The serial killer, in emotional processes, is also, in a way, a perpetual adolescent, demanding that what he needs is more important than anything else in the world, even if what he "needs" is to commit murder. The vast majority of teenagers are not violent, although their demands for possessions and an independence for which they are not ready can border on insistent and almost violently pushy. Killers, like addicts and teenagers, need instant gratification, and are easily bored and need higher levels of stimuli to keep them interested. Ted Bundy's college girlfriend dumped him (this was the trigger on his festering hatred of women) because, among other factors, she thought he was "immature." Gainesville Ripper Danny Rolling was also called immature by a police psychiatrist. Ed Gein had a childlike inability to cope with the outside world after the death of his domineering mother, which lowered him into insanity. Somewhere along the way, the emotional development of these men stalled, while they physically grew into adult men and, in most cases, developed higher mental capacities that allowed them to trick their victims and outsmart law enforcement. Physical and mental strength, combined with an adolescent selfishness and demand for instant gratification, took men damaged by biology or abuse down a murderous path.
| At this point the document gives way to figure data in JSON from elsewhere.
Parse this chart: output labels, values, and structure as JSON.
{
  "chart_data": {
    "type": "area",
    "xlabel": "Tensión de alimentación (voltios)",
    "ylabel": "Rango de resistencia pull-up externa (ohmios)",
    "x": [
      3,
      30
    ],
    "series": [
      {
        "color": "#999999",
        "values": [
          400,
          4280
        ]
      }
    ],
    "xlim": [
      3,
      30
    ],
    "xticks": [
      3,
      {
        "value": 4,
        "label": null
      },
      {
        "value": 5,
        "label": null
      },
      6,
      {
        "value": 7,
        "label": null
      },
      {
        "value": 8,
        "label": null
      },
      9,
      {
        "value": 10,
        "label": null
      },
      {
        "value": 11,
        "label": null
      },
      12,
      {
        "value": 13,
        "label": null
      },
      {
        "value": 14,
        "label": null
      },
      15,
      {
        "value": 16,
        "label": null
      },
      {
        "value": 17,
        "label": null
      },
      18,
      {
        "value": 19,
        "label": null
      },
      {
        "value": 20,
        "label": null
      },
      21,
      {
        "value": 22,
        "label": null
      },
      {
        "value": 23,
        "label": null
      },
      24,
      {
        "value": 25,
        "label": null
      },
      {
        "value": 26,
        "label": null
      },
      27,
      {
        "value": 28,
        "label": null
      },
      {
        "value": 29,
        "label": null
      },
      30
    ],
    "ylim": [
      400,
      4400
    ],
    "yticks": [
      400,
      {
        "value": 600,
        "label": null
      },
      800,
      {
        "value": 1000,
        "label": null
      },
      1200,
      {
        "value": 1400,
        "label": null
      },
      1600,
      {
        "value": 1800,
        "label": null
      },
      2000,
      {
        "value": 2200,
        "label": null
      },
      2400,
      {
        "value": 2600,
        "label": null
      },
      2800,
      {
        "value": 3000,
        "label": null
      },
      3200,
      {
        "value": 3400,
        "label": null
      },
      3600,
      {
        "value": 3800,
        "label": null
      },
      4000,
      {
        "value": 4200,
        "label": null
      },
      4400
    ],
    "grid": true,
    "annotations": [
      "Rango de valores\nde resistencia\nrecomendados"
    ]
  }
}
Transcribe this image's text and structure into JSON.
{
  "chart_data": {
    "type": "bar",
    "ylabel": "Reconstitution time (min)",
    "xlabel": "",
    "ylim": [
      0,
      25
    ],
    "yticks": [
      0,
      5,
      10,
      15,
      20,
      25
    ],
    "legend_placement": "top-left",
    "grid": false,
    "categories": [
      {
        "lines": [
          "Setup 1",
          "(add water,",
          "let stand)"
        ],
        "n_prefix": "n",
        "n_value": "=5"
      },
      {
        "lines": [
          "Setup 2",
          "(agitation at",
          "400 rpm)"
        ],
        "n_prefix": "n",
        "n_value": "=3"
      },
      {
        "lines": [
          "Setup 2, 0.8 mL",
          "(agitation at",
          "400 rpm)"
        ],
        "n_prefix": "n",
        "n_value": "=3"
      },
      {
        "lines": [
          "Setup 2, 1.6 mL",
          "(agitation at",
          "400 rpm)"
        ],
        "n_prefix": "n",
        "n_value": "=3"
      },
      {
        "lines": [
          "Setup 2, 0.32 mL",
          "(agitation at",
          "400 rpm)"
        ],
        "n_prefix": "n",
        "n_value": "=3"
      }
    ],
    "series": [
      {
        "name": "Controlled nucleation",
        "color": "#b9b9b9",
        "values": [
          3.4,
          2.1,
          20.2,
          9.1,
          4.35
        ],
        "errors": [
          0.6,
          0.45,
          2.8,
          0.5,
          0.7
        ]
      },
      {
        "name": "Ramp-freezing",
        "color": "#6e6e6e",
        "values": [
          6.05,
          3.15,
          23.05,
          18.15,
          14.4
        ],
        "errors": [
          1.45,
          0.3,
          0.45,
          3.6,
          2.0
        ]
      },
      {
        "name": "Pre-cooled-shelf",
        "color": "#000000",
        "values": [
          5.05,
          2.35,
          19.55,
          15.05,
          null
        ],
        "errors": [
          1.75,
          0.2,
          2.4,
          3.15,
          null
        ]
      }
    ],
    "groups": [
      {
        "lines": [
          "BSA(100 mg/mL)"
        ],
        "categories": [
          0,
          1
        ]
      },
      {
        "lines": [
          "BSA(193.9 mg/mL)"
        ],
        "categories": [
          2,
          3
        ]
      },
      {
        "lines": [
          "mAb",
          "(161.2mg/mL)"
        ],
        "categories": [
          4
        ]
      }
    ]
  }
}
Adolescence is also, particularly for men, a hypersexual period, which doesn't taper off until the early to mid 20s (or, an argument can be made, for the rest of their lives). Older men, with some exceptions, don't often begin serial murder careers (angry men of this age are more likely to go on shooting rampages) because, possibly, even if the crimes themselves have no sexual element, most serial killers gain a sexual satisfaction from murder. In the first episode of the second season of Dexter, after commiting his first murder in several weeks, as Dexter plunges the knife into his victim, his face looks like one in the midst of an orgasm. That many serial killers choose the phallic knife is potentially significant to the Freudians among us, and, while Jack the Ripper's victims were not sexually assaulted, profilers theorize that the stabbing was the Ripper's substitute for sex. Male serial killers usually begin their careers in their late teens or early 20s, where they are legally adults but still hypersexual adolescents. Female serial murderers, on the other hand, if they are not acting as accomplices to male killers, tend to begin their killing later in life, as Aileen Wuornos did in her 30s; women reaching their sexual peak in mid-adulthood rather than adolescence.